Le secteur du marché automobile italien traverse une période difficile. En effet, une récente étude révèle que les ventes de voitures neuves en Italie ont enregistré un recul de 2.1 % en 2025, atteignant seulement 1.5 million d’immatriculations. Ce chiffre alarmant témoigne d’un marché encore loin de retrouver son niveau d’avant la pandémie de Covid-19. En dépit des efforts pour favoriser la transition énergétique, le passage à l’électrique reste marginal avec seulement 6.2 % des immatriculations. Dans cet article, nous explorerons les tendances récentes du marché automobile italien, les défis à relever et les opportunités à saisir pour les acteurs du secteur.
Immatriculations de voitures en baisse : état des lieux
En 2025, le marché automobile italien a connu un recul de 2.1 %, illustrant la fragilité d’un secteur encore sous l’influence des conséquences de la pandémie. Selon le ministère italien des Transports, cela représente un **retrait de 20.4 %** par rapport à 2019, révélant un manque de dynamisme dans les ventes.

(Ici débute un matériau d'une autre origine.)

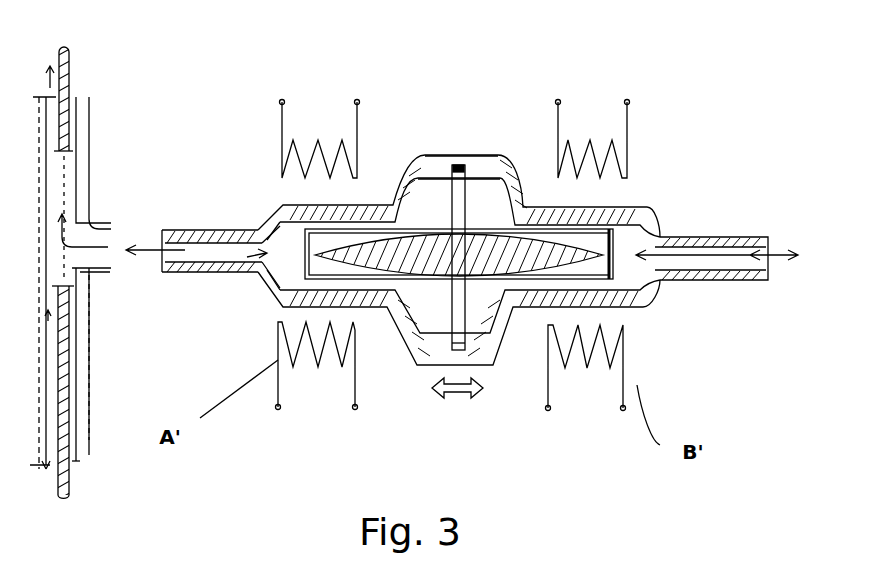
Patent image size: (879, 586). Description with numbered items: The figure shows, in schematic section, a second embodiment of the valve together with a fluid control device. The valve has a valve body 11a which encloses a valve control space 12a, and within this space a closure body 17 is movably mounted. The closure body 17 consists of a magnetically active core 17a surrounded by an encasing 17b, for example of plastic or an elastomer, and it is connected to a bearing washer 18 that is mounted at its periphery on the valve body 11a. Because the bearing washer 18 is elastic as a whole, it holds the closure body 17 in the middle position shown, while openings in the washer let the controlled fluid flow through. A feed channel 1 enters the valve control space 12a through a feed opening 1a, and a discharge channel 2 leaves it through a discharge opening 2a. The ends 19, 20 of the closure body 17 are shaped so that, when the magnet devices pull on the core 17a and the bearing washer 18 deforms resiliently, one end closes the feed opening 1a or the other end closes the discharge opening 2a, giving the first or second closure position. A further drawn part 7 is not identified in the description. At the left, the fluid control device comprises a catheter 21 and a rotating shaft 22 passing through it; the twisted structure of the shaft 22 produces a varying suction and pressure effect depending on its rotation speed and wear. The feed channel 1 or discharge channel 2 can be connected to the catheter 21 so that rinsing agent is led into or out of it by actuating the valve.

The feed channel 1 is at (212, 253).
The feed opening 1a is at (247, 257).
The discharge channel 2 is at (740, 282).
The discharge opening 2a is at (740, 247).
The housing 7 is at (267, 212).
The valve body 11a is at (500, 154).
The valve control space 12a is at (507, 182).
The closure body 17 is at (650, 292).
The magnetically active core 17a is at (590, 238).
The encasing 17b is at (655, 240).
The bearing washer 18 is at (460, 172).
The end of the closure body 19 is at (640, 262).
The end of the closure body 20 is at (303, 267).
The catheter 21 is at (91, 128).
The rotating shaft 22 is at (72, 66).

Les incitations à l’achat de véhicules électriques ne semblent pas avoir eu l’impact escompté. Environ 6.2 % des nouvelles immatriculations étaient des voitures électriques, tandis que les motorisations thermiques continuent de subir une forte baisse.
Il est essentiel de noter que cette situation a eu des conséquences pour tous les acteurs du marché, des grands constructeurs aux marques émergentes. Par exemple, les motorisations à essence ont chuté à 24.3 %, tandis que celles au diesel baissent à 9.4 %. Le marché hybride, en revanche, connaît une légère dynamique avec 44.4 % des ventes de voitures hybrides. Le défi majeur reste de trouver des solutions pour convertir cette baisse en opportunités de croissance.
Les constructeurs chinois : une force émergente
Un phénomène notable sur le marché automobile italien est la montée en puissance des constructeurs chinois. Par exemple, BYD, le leader mondial des ventes de véhicules électriques, a vu ses ventes multipliées par sept en Italie, atteignant 23 621 unités en 2025. Cette tendance souligne l’effort des marques asiatiques pour prendre des parts de marché dans un paysage automobile en mutation.
Les marques comme Chery, qui a multiplié par cinq ses ventes avec un total de 15 450 véhicules, et DR et EVO, qui dépassent ensemble les 27 000 ventes, montrent que la demande pour les véhicules asiatiques est en forte augmentation. Ces tendances doivent inciter les acteurs historiques à redoubler d’efforts pour rester compétitifs.
L’exemple de Tesla et les défis des marques européennes
À l’opposé, Tesla a rencontré des difficultés en 2025, affichant une chute de ses ventes de 17.91 %, se limitant à 12 847 unités. Cette baisse est attribuée à des controverses autour de sa direction ainsi qu’à la mise à jour de son modèle phare. Cela met en lumière la vulnérabilité même des marques leaders dans un marché aussi concurrentiel.
Pour les marques européennes, la situation est tout aussi préoccupante. Par exemple, Renault a enregistré un net recul de 14.71 %, tandis que la marque Dacia montre une diminution de 2 %, alignée avec la moyenne générale. Le leader historique Italien, Fiat, tente de maintenir sa part de marché avec des ventes quasi stables de 143 806 unités, notamment grâce à sa Pandina hybride.
Les perspectives pour 2026 : espoir ou désillusion ?
Le marché automobile italien doit faire face à des défis conséquents pour 2026. Les ventes restent affectées par la crise économique mondiale et la nécessité d’une transition rapide vers des solutions plus durables. Les incitations et les aides gouvernementales, bien qu’elles aient encouragé des ventes de véhicules électriques, doivent être renforcées pour attirer davantage de consommateurs vers l’électrique et l’hybride. La route vers une transition réussie est encore semée d’embûches, mais avec une stratégie adaptée, le secteur pourrait tirer parti des nouvelles technologies et des changements dans les préférences des consommateurs.
Le soutien accru du gouvernement pourrait également stimuler la demande d’électriques. C’est un facteur crucial pour le marché automobile italien, car la transition énergétique doit s’accélérer pour ne pas perdre le train de l’innovation.
Conclusion : l’urgence de l’adaptation
En résumé, le marché automobile italien fait face à une série de défis qui nécessitent des réponses adaptées. Les constructeurs traditionnels doivent s’aligner sur les nouvelles attentes des consommateurs tout en tenant compte des dangers que représentent les marques émergentes. La nécessité d’adopter des stratégies innovantes et durables sera primordiale pour avancer. En parallèle, les actions publiques et les incitations doivent rester au centre des préoccupations pour favoriser une transition réussie.